Here are notes on the 6-foot-5 5/8, 315-pound Drango from NFLDraftScout.com analyst Dane Brugler's draft guide:



BACKGROUND: A four-star offensive tackle recruit out of high school, Drango grew up a Texas Longhorns fan and received a scholarship to Austin a few weeks before signing day, but he stayed true to his prior commitment to Baylor. After redshirting in 2011, he earned the starting left tackle job as a redshirt freshman in 2012 and started all 13 games. He started the first nine games at left tackle as a sophomore, missing the final for games due to injury and earning First Team All-Big 12 honors. Drango returned in 2014 as a junior and started all 13 games, earning First Team All-Big 12 and consensus All-America honors. He again started all 13 games as a senior in 2015 and earned First Team All-Big 12 and consensus All-America honors. Drango accepted his invitation to the 2016 Senior Bowl.

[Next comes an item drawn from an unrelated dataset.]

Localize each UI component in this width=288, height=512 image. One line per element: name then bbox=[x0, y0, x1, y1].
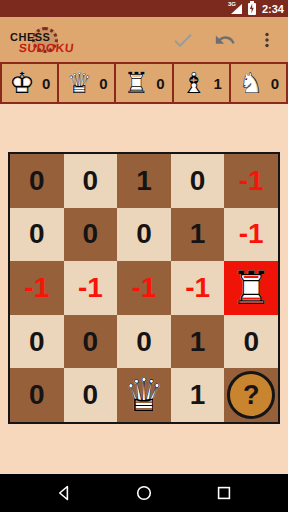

STRENGTHS: Wide base with smooth shuffle in his initial kickslide…stays light in his pass-sets to operate in space…positions himself well to dig his cleats in the turf and halt rushers with minimal resistance…nice job with body angles, absorbing contact well…extends well with timing to stay balanced and on his feet…smart with keen awareness and rarely caught off guard – quick thinker and minimizes the mental mistakes…not a complacent blocker and effort never quits…mature leader and considered a first-class teammate…graduated with a degree in finance (Dec. 2014), earning multiple Academic All-Big 12 honors…extensive collegiate résumé as a four-year starter at left tackle, becoming the first player in Baylor history to repeat as a consensus All-American.

WEAKNESSES: Round midsection and lean lower body, lacking muscle definition…stiff lower body and needs to win off the snap, lacking the recovery quickness to make up for false steps…lack of ideal arm length shows up on film, allowing rushers into his body…hand placement is wide and wild – overeager puncher, leading to mistakes…not a technician and pro coaches will need to break him of bad with his upright stance…grabby hands and will attract holding calls…not a people mover in the run game, relying on angles more than power…needs to add more glass to his diet…faces a sizeable transition from Baylor’s spread offense to a pro-style scheme…durability concerns after rupturing a disc in his back (Nov. 2013), which required surgery and ended his sophomore season.

 

SUMMARY: A four-year starter, Drango has been a fixture at left tackle for the most successful four-year run in school history, leaving Baylor with 48 career starts and two Big 12 Offensive Lineman of the Year awards – lined up predominantly in a two point stance. He was a steady edge blocker with few holes in the Bears’ spread scheme, but will face a tough transition in a pro-style formation. Drango is a pedestrian athlete with limited power and technical flaws which limits his ceiling in the NFL, but his best attributes are his intelligence and professional make-up, which should keep him in the league as a back-up guard, who might be able to fill in as a spot starter.